New DB coach Walton misses family
As Tim Walton thinks about the last time, his eyes drop toward the floor, as if he’s looking inward, searching for a memory of the moment.
The last time Walton — the Syracuse football defensive backs coach — saw his kids, the season had yet to begin. The players hadn’t reported to camp. The season opener at Brigham Young was months away.
“The last time I saw my kids was back in July,” Walton said. “It was right before July 28, when we reported to camp.”
Then he finds the memory.
“Aw, they were happy to see me,” Walton said. “You know, you really miss your kids. You get used to seeing them every day.”
Since Walton was hired in February, his family — his wife, Tracy, and his three children, 10, 3 and 2 years old — has remained home in Memphis, Tenn. Walton misses his family, but tries not to let it bother him. He understands the life of a college assistant coach: frequent job changes, sometimes far from home.
Similar situations have befallen Walton’s predecessors. Walton is SU’s fifth defensive backs coach in the last five years.
“It’s just the nature of the business,” Walton said. “Some guys may have had a chance to be a coordinator here and there. It’s tough a little bit. But you have to understand that’s the way it is.”
Take Brian Stewart, Syracuse’s defensive backs coach in 2001. He left after last season because the NFL’s Houston Texans offered him a position as assistant defensive backs coach.
“Coach Stewart told us the only way he’d leave is if he got a job on the higher level,” safety Keeon Walker said. “And it happened.”
Prior to Stewart, current quarterbacks coach Steve Bush handled the defensive backs duties for a year. He slid in after SU’s two former coaches accepted positions at other schools.
The first, Teryl Austin, coached the Syracuse defensive backs from 1996 to 1998. After the 1998 season, he left to become Michigan’s defensive backs coach.
Austin is a rarity. Although, in February, published reports said he might join Indiana as a defensive coordinator, he has remained at Michigan.
“It’s like everything else,” Austin said. “When you’re working at a great situation, you just want to stay there.”
But like Walton, he’s left family behind. Austin, who hails from Pennsylvania, leaves his family during the season and reunites with them for the summer.
“It’s obviously not the ideal situation,” Austin said, “but as a family, you kind of grin and bear it.”
None of SU’s last five defensive backs coaches has moved around as much as Austin’s successor, Kevin Kelly.
Kelly served as a graduate assistant at Syracuse in 1986 and 1987 and returned for the defensive-backs job in 1999. In between, he coached at four schools in 10 years, including two stints at Dartmouth.
Kelly left Syracuse to accept the defensive coordinator post at Marshall — ironically, that’s the job he had left in 1998 to come to Syracuse — and has since become the linebackers and, currently, special teams coordinator at Navy.

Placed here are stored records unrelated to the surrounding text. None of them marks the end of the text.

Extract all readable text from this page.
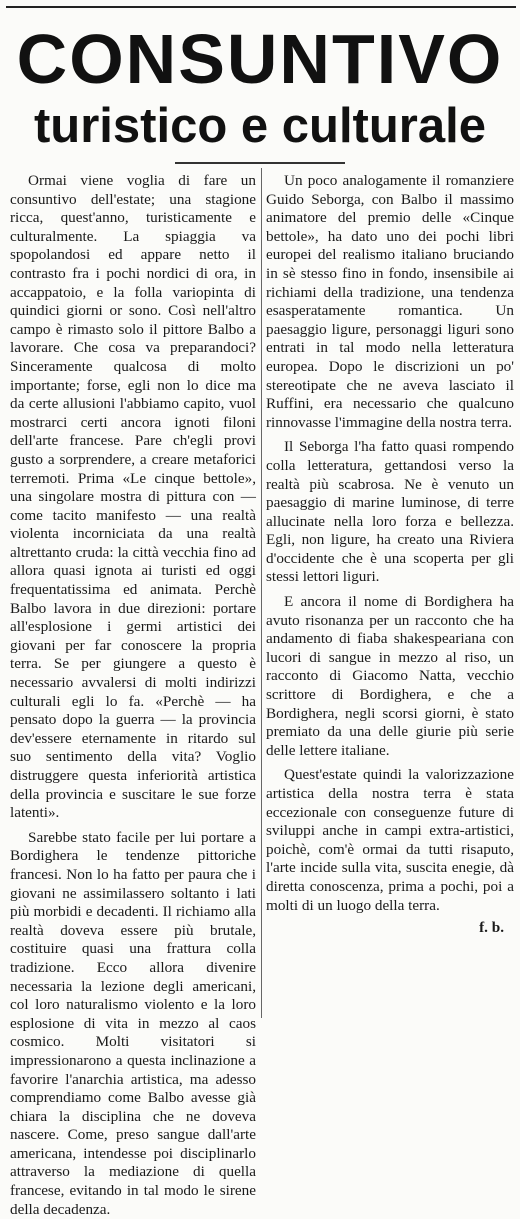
CONSUNTIVO
turistico e culturale

Ormai viene voglia di fare un consuntivo dell'estate; una stagione ricca, quest'anno, turisticamente e culturalmente. La spiaggia va spopolandosi ed appare netto il contrasto fra i pochi nordici di ora, in accappatoio, e la folla variopinta di quindici giorni or sono. Così nell'altro campo è rimasto solo il pittore Balbo a lavorare. Che cosa va preparandoci? Sinceramente qualcosa di molto importante; forse, egli non lo dice ma da certe allusioni l'abbiamo capito, vuol mostrarci certi ancora ignoti filoni dell'arte francese. Pare ch'egli provi gusto a sorprendere, a creare metaforici terremoti. Prima «Le cinque bettole», una singolare mostra di pittura con — come tacito manifesto — una realtà violenta incorniciata da una realtà altrettanto cruda: la città vecchia fino ad allora quasi ignota ai turisti ed oggi frequentatissima ed animata. Perchè Balbo lavora in due direzioni: portare all'esplosione i germi artistici dei giovani per far conoscere la propria terra. Se per giungere a questo è necessario avvalersi di molti indirizzi culturali egli lo fa. «Perchè — ha pensato dopo la guerra — la provincia dev'essere eternamente in ritardo sul suo sentimento della vita? Voglio distruggere questa inferiorità artistica della provincia e suscitare le sue forze latenti».

Sarebbe stato facile per lui portare a Bordighera le tendenze pittoriche francesi. Non lo ha fatto per paura che i giovani ne assimilassero soltanto i lati più morbidi e decadenti. Il richiamo alla realtà doveva essere più brutale, costituire quasi una frattura colla tradizione. Ecco allora divenire necessaria la lezione degli americani, col loro naturalismo violento e la loro esplosione di vita in mezzo al caos cosmico. Molti visitatori si impressionarono a questa inclinazione a favorire l'anarchia artistica, ma adesso comprendiamo come Balbo avesse già chiara la disciplina che ne doveva nascere. Come, preso sangue dall'arte americana, intendesse poi disciplinarlo attraverso la mediazione di quella francese, evitando in tal modo le sirene della decadenza.

Un poco analogamente il romanziere Guido Seborga, con Balbo il massimo animatore del premio delle «Cinque bettole», ha dato uno dei pochi libri europei del realismo italiano bruciando in sè stesso fino in fondo, insensibile ai richiami della tradizione, una tendenza esasperatamente romantica. Un paesaggio ligure, personaggi liguri sono entrati in tal modo nella letteratura europea. Dopo le discrizioni un po' stereotipate che ne aveva lasciato il Ruffini, era necessario che qualcuno rinnovasse l'immagine della nostra terra.

Il Seborga l'ha fatto quasi rompendo colla letteratura, gettandosi verso la realtà più scabrosa. Ne è venuto un paesaggio di marine luminose, di terre allucinate nella loro forza e bellezza. Egli, non ligure, ha creato una Riviera d'occidente che è una scoperta per gli stessi lettori liguri.

E ancora il nome di Bordighera ha avuto risonanza per un racconto che ha andamento di fiaba shakespeariana con lucori di sangue in mezzo al riso, un racconto di Giacomo Natta, vecchio scrittore di Bordighera, e che a Bordighera, negli scorsi giorni, è stato premiato da una delle giurie più serie delle lettere italiane.

Quest'estate quindi la valorizzazione artistica della nostra terra è stata eccezionale con conseguenze future di sviluppi anche in campi extra-artistici, poichè, com'è ormai da tutti risaputo, l'arte incide sulla vita, suscita enegie, dà diretta conoscenza, prima a pochi, poi a molti di un luogo della terra.

f. b.
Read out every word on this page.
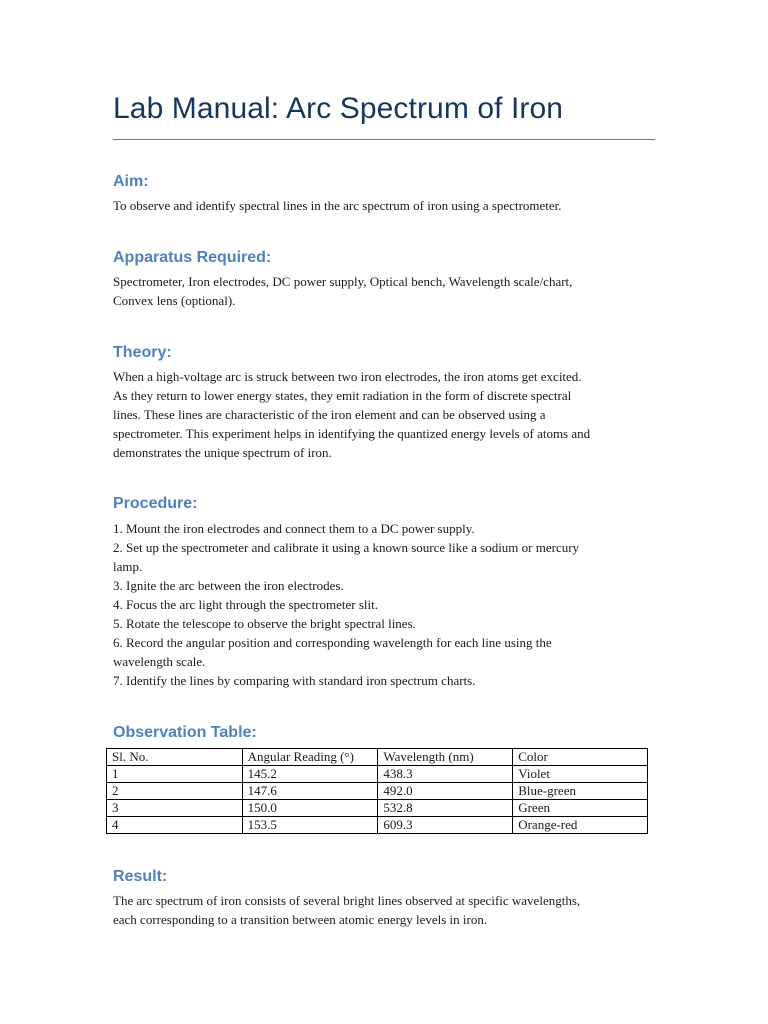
Lab Manual: Arc Spectrum of Iron
Aim:
To observe and identify spectral lines in the arc spectrum of iron using a spectrometer.
Apparatus Required:
Spectrometer, Iron electrodes, DC power supply, Optical bench, Wavelength scale/chart,
Convex lens (optional).
Theory:
When a high-voltage arc is struck between two iron electrodes, the iron atoms get excited.
As they return to lower energy states, they emit radiation in the form of discrete spectral
lines. These lines are characteristic of the iron element and can be observed using a
spectrometer. This experiment helps in identifying the quantized energy levels of atoms and
demonstrates the unique spectrum of iron.
Procedure:
1. Mount the iron electrodes and connect them to a DC power supply.
2. Set up the spectrometer and calibrate it using a known source like a sodium or mercury
lamp.
3. Ignite the arc between the iron electrodes.
4. Focus the arc light through the spectrometer slit.
5. Rotate the telescope to observe the bright spectral lines.
6. Record the angular position and corresponding wavelength for each line using the
wavelength scale.
7. Identify the lines by comparing with standard iron spectrum charts.
Observation Table:
Sl. No.	Angular Reading (°)	Wavelength (nm)	Color
1	145.2	438.3	Violet
2	147.6	492.0	Blue-green
3	150.0	532.8	Green
4	153.5	609.3	Orange-red
Result:
The arc spectrum of iron consists of several bright lines observed at specific wavelengths,
each corresponding to a transition between atomic energy levels in iron.
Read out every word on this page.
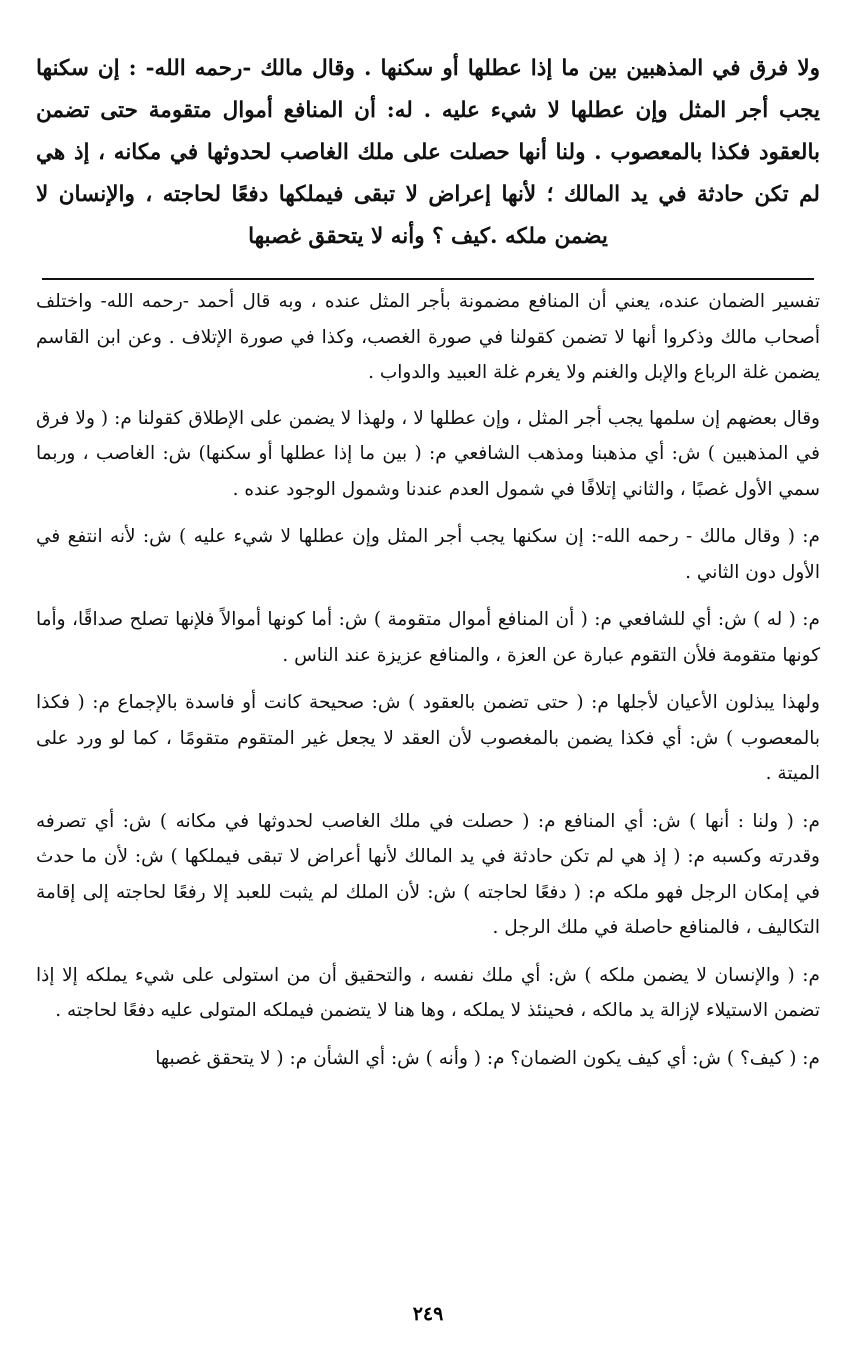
ولا فرق في المذهبين بين ما إذا عطلها أو سكنها . وقال مالك -رحمه الله- : إن سكنها يجب أجر المثل وإن عطلها لا شيء عليه . له: أن المنافع أموال متقومة حتى تضمن بالعقود فكذا بالمعصوب . ولنا أنها حصلت على ملك الغاصب لحدوثها في مكانه ، إذ هي لم تكن حادثة في يد المالك ؛ لأنها إعراض لا تبقى فيملكها دفعًا لحاجته ، والإنسان لا يضمن ملكه .كيف ؟ وأنه لا يتحقق غصبها

تفسير الضمان عنده، يعني أن المنافع مضمونة بأجر المثل عنده ، وبه قال أحمد -رحمه الله- واختلف أصحاب مالك وذكروا أنها لا تضمن كقولنا في صورة الغصب، وكذا في صورة الإتلاف . وعن ابن القاسم يضمن غلة الرباع والإبل والغنم ولا يغرم غلة العبيد والدواب .

وقال بعضهم إن سلمها يجب أجر المثل ، وإن عطلها لا ، ولهذا لا يضمن على الإطلاق كقولنا م: ( ولا فرق في المذهبين ) ش: أي مذهبنا ومذهب الشافعي م: ( بين ما إذا عطلها أو سكنها) ش: الغاصب ، وربما سمي الأول غصبًا ، والثاني إتلافًا في شمول العدم عندنا وشمول الوجود عنده .

م: ( وقال مالك - رحمه الله-: إن سكنها يجب أجر المثل وإن عطلها لا شيء عليه ) ش: لأنه انتفع في الأول دون الثاني .

م: ( له ) ش: أي للشافعي م: ( أن المنافع أموال متقومة ) ش: أما كونها أموالاً فلإنها تصلح صداقًا، وأما كونها متقومة فلأن التقوم عبارة عن العزة ، والمنافع عزيزة عند الناس .

ولهذا يبذلون الأعيان لأجلها م: ( حتى تضمن بالعقود ) ش: صحيحة كانت أو فاسدة بالإجماع م: ( فكذا بالمعصوب ) ش: أي فكذا يضمن بالمغصوب لأن العقد لا يجعل غير المتقوم متقومًا ، كما لو ورد على الميتة .

م: ( ولنا : أنها ) ش: أي المنافع م: ( حصلت في ملك الغاصب لحدوثها في مكانه ) ش: أي تصرفه وقدرته وكسبه م: ( إذ هي لم تكن حادثة في يد المالك لأنها أعراض لا تبقى فيملكها ) ش: لأن ما حدث في إمكان الرجل فهو ملكه م: ( دفعًا لحاجته ) ش: لأن الملك لم يثبت للعبد إلا رفعًا لحاجته إلى إقامة التكاليف ، فالمنافع حاصلة في ملك الرجل .

م: ( والإنسان لا يضمن ملكه ) ش: أي ملك نفسه ، والتحقيق أن من استولى على شيء يملكه إلا إذا تضمن الاستيلاء لإزالة يد مالكه ، فحينئذ لا يملكه ، وها هنا لا يتضمن فيملكه المتولى عليه دفعًا لحاجته .

م: ( كيف؟ ) ش: أي كيف يكون الضمان؟ م: ( وأنه ) ش: أي الشأن م: ( لا يتحقق غصبها

٢٤٩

“Everybody’s got different aspirations,” Kelly said. “I want to be a head football coach. Part of the reason I left for Marshall was to be a coordinator. I’d like to be an Ivy League head coach, and the Naval Academy will give me a solid foundation for that.”
Situations like Kelly’s have left Syracuse head coach Paul Pasqualoni with a dilemma. He wants to hire the best coach available, but the best coach available has the most potential for upward mobility.
“If you get a real good coach in the secondary,” Pasqualoni said, “real good coaches have a lot of opportunity. You try to hire the best coach you can.”
He hired Walton based on a standout stint as a two-year starting cornerback at Ohio State from 1992-93 and two previous jobs: Bowling Green’s running backs coach and Memphis’ defensive backs guru.
The SU players, so far, have embraced Walton. After meetings, he pulls them aside, just to discuss life. At practices, he yells and screams and hollers when they make mistakes, but claps and pats people on the butt when they make plays.
“If he tells someone to get inside,” said free safety Maurice McClain, who’s had five defensive backs coaches at Syracuse, “he’ll say: Get your ‘a’ inside! And if he doesn’t get his ‘a’ inside, he just puts someone else in.”
Right now, Walton tries not to let worries about the future cloud his focus. He said long-term stability never came up during his Syracuse interview. It hasn’t since, either.
For Walton, it’s one step at a time. First the season. Then, in the spring, he’ll turn to getting his family — who he admits some nights he just doesn’t get a chance to call — to Syracuse.
“I like it here,” Walton said. “We’ve got to win some games, but I like it here. I love working with Coach P. I like the guys on the defensive staff.
“I’m comfortable with all of the people here who make me feel at home.”